Before Billy Wilder's The Lost Weekend, on-screen alcoholics tended to be figures of fun. Maybe they were a little pathetic, but mostly they were amusing; characters designed to generate laughter with their booze-fueled antics. In adapting Charles R. Jackson's semi-autobiographical novel, Wilder put all thoughts of comedy behind, in stark contrast to effervescent entertainments, like 1959's Some Like It Hot. Ray Milland (Dial M for Murder), in an Oscar-winning performance, plays 33-year-old New Yorker Don Birnam, an aspiring novelist suffering an epic case of writer's block. With his inability to hold down a job, he'd be living on the streets if it wasn't for his enabler of a brother, Wick (Phillip Terry), who ensures that he has a roof over his head. And Don is not without his charms. One night at the opera, where he grows increasingly itchy during a performance of La Traviata's "The Drinking Song," the cloakroom attendant, who had mixed up the claim tickets, gives him the leopard-print coat belonging to Time magazine editorial researcher Helen St. James (All That Heaven Allows' Jane Wyman, the essence of warmth and compassion).
At first, Don is anxious to get his coat back so he can bust open the bottle of rye in the pocket, but after he drops it, the idea of attending a cocktail party with a beautiful lady starts to seem a lot more appealing. The entire sequence plays out as a memory he shares with solicitous bartender Nat (Howard Da Silva) of their first date three years before. Though they've remained together since, Helen knows he's a drinker, and she knows he's been trying to quit. Where most anyone else might have walked, she refuses to give up on him. When Don and Wick prepare for a weekend getaway, she thinks things are looking up, but when Don gets so drunk he misses the train, his dark night of the soul begins. Miklós Rózsa's Theremin-dusted score combined with John Seitz's chiaroscuro cinematography lends the proceedings noirish flair. Don starts by keeping money intended for the housekeeper to buy more rye. Then, he hocks his typewriter, ends up in the drunk tank, and hallucinates a bloodthirsty bat flying around the apartment he tore apart while searching for more booze.
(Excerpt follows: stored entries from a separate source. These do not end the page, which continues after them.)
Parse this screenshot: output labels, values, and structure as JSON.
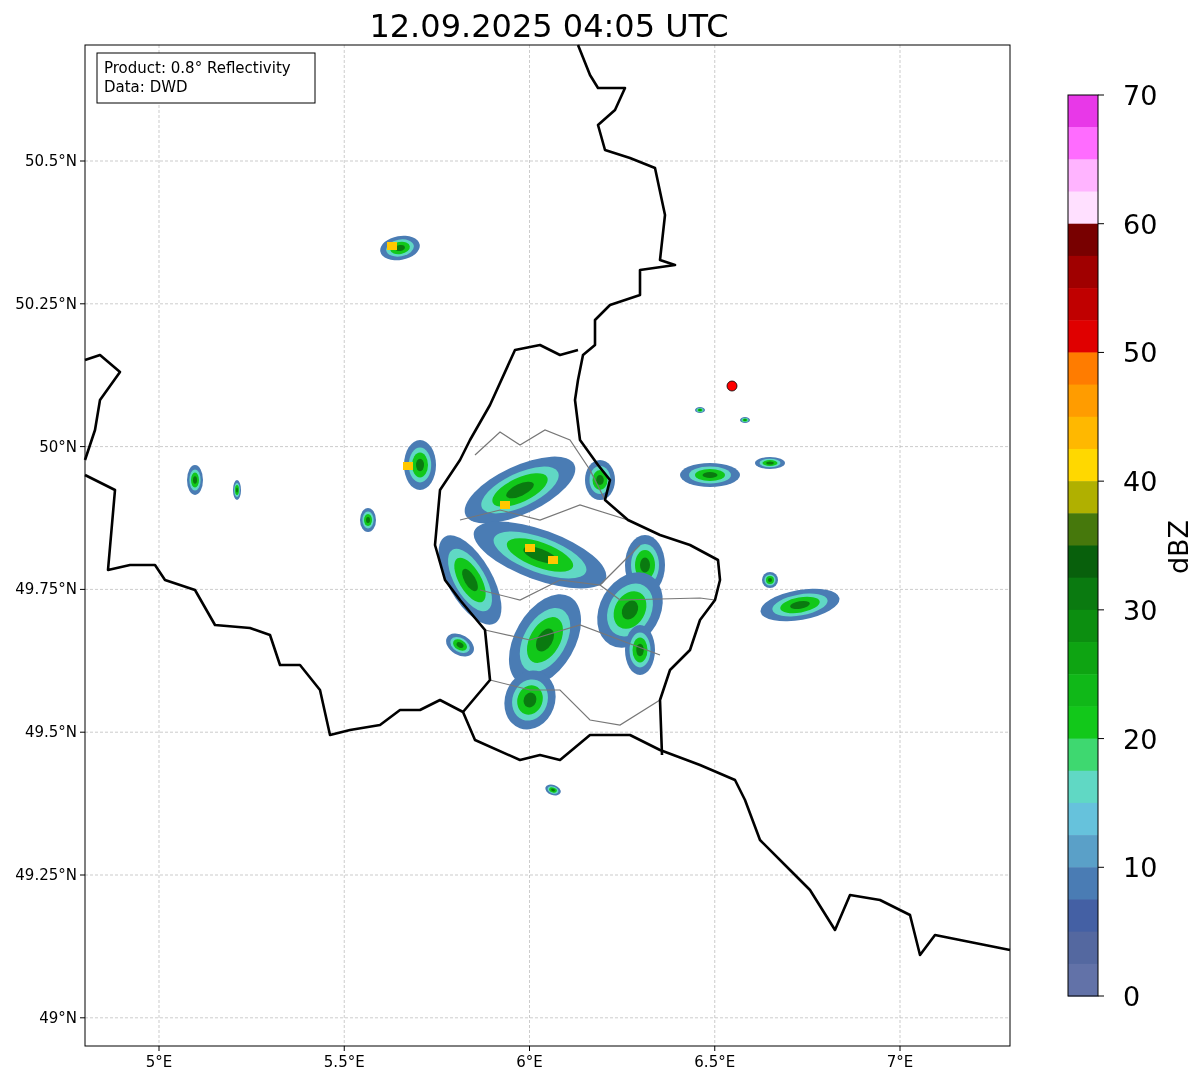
{
  "title": "12.09.2025 04:05 UTC",
  "info_box": {
    "lines": [
      "Product: 0.8° Reflectivity",
      "Data: DWD"
    ]
  },
  "map": {
    "xticks": [
      "5°E",
      "5.5°E",
      "6°E",
      "6.5°E",
      "7°E"
    ],
    "yticks": [
      "50.5°N",
      "50.25°N",
      "50°N",
      "49.75°N",
      "49.5°N",
      "49.25°N",
      "49°N"
    ]
  },
  "colorbar": {
    "label": "dBZ",
    "ticks": [
      "70",
      "60",
      "50",
      "40",
      "30",
      "20",
      "10",
      "0"
    ],
    "segments": [
      {
        "color": "#e838e8"
      },
      {
        "color": "#ff6cff"
      },
      {
        "color": "#ffb4ff"
      },
      {
        "color": "#ffe0ff"
      },
      {
        "color": "#780000"
      },
      {
        "color": "#a00000"
      },
      {
        "color": "#c00000"
      },
      {
        "color": "#e00000"
      },
      {
        "color": "#ff7c00"
      },
      {
        "color": "#ff9c00"
      },
      {
        "color": "#ffb800"
      },
      {
        "color": "#ffd800"
      },
      {
        "color": "#b0b000"
      },
      {
        "color": "#46780c"
      },
      {
        "color": "#08600c"
      },
      {
        "color": "#0a7a10"
      },
      {
        "color": "#0c8e10"
      },
      {
        "color": "#0ea412"
      },
      {
        "color": "#10b818"
      },
      {
        "color": "#12c81a"
      },
      {
        "color": "#3ed870"
      },
      {
        "color": "#60d8c4"
      },
      {
        "color": "#66c2dc"
      },
      {
        "color": "#5aa0c8"
      },
      {
        "color": "#4a7cb4"
      },
      {
        "color": "#4460a4"
      },
      {
        "color": "#5468a0"
      },
      {
        "color": "#6272a8"
      }
    ]
  }
}
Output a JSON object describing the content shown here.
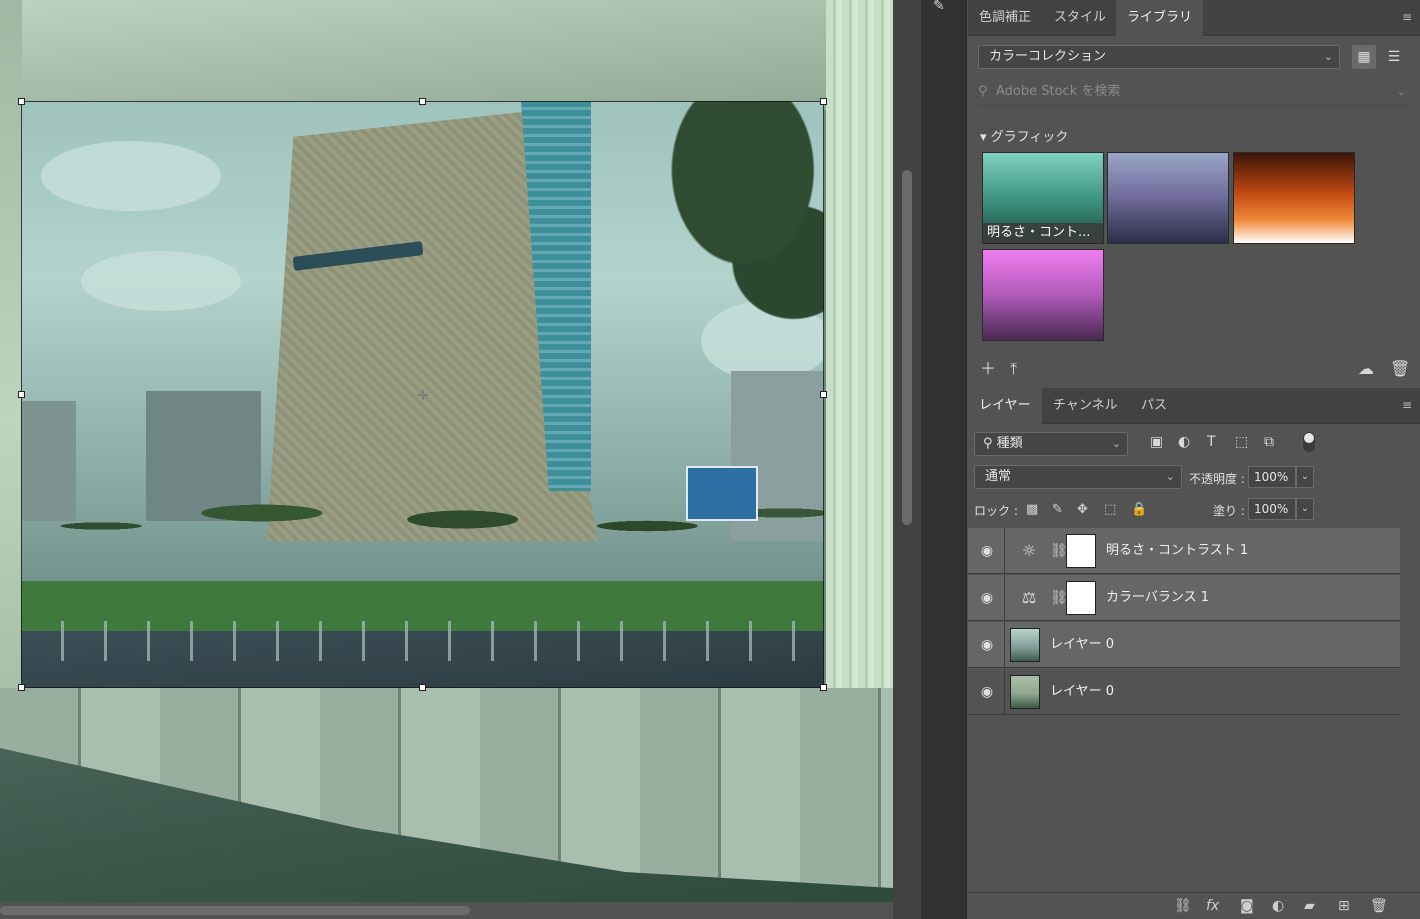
{
  "library_panel": {
    "tabs": [
      {
        "label": "色調補正"
      },
      {
        "label": "スタイル"
      },
      {
        "label": "ライブラリ"
      }
    ],
    "active_tab": "ライブラリ",
    "collection_select": "カラーコレクション",
    "search_placeholder": "Adobe Stock を検索",
    "group_title": "グラフィック",
    "graphics": [
      {
        "label": "明るさ・コント..."
      },
      {
        "label": ""
      },
      {
        "label": ""
      },
      {
        "label": ""
      }
    ],
    "icons": {
      "collapse": "triangle-down-icon",
      "search": "search-icon",
      "add": "plus-icon",
      "upload": "upload-icon",
      "creative_cloud": "creative-cloud-icon",
      "trash": "trash-icon",
      "grid_view": "grid-view-icon",
      "list_view": "list-view-icon"
    }
  },
  "layers_panel": {
    "tabs": [
      {
        "label": "レイヤー"
      },
      {
        "label": "チャンネル"
      },
      {
        "label": "パス"
      }
    ],
    "active_tab": "レイヤー",
    "filter_select": "種類",
    "blend_mode": "通常",
    "opacity_label": "不透明度 :",
    "opacity_value": "100%",
    "lock_label": "ロック :",
    "fill_label": "塗り :",
    "fill_value": "100%",
    "layers": [
      {
        "name": "明るさ・コントラスト 1",
        "type": "adjustment",
        "icon": "brightness-icon"
      },
      {
        "name": "カラーバランス 1",
        "type": "adjustment",
        "icon": "balance-scale-icon"
      },
      {
        "name": "レイヤー 0",
        "type": "pixel"
      },
      {
        "name": "レイヤー 0",
        "type": "pixel"
      }
    ]
  },
  "colors": {
    "panel_bg": "#535353",
    "tab_bg": "#424242",
    "selected_row": "#666666"
  }
}
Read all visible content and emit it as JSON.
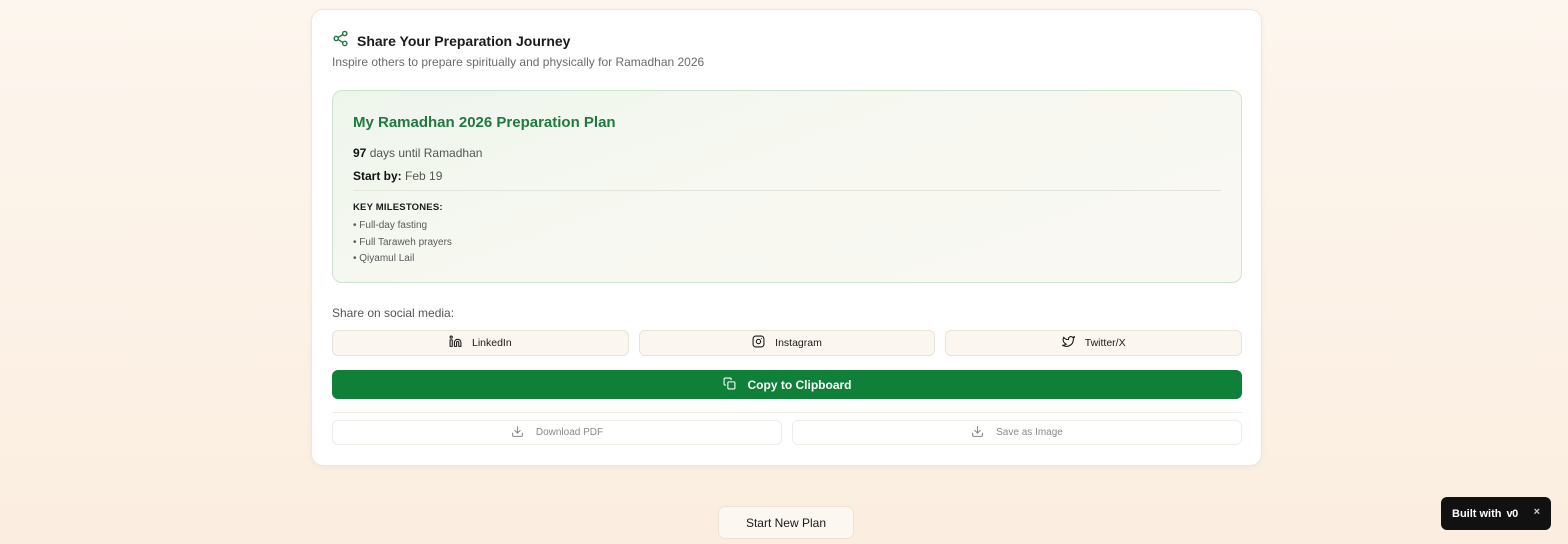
{
  "card": {
    "title": "Share Your Preparation Journey",
    "subtitle": "Inspire others to prepare spiritually and physically for Ramadhan 2026",
    "header_icon": "share-icon"
  },
  "plan": {
    "title": "My Ramadhan 2026 Preparation Plan",
    "days_count": "97",
    "days_text": " days until Ramadhan",
    "start_label": "Start by:",
    "start_value": " Feb 19",
    "milestones_title": "KEY MILESTONES:",
    "milestones": [
      "• Full-day fasting",
      "• Full Taraweh prayers",
      "• Qiyamul Lail"
    ]
  },
  "share": {
    "label": "Share on social media:",
    "buttons": [
      {
        "label": "LinkedIn",
        "icon": "linkedin-icon"
      },
      {
        "label": "Instagram",
        "icon": "instagram-icon"
      },
      {
        "label": "Twitter/X",
        "icon": "twitter-icon"
      }
    ],
    "copy_label": "Copy to Clipboard",
    "copy_icon": "copy-icon"
  },
  "export": {
    "pdf_label": "Download PDF",
    "image_label": "Save as Image",
    "icon": "download-icon"
  },
  "footer": {
    "new_plan_label": "Start New Plan"
  },
  "badge": {
    "text": "Built with",
    "logo": "v0",
    "close": "×"
  },
  "colors": {
    "accent_green": "#0f8038",
    "title_green": "#1f7a3f",
    "background": "#fdf6ee"
  }
}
He's like a caged animal starved for food, culminating in one of the silver screen's most anguished howls. After hitting rock bottom, though, he realizes there's nowhere to go but up, and the film (unlike the novel) ends on a note of optimism. In his frank and informative commentary track, critic Joseph McBride, a recovering alcoholic, details its many admirable qualities, including Doris Dowling's turn as a wisecracking call girl, but wonders if it isn't all too "one note." It’s certainly an unrelenting experience, and the Oscar-winning Wilder doesn't let in much light, but The Lost Weekend, 1945's Best Picture winner, helped to shift public perceptions of alcoholism from moral failing to chronic disease, and it's a beautifully crafted, undeniably affecting film. Highest recommendation.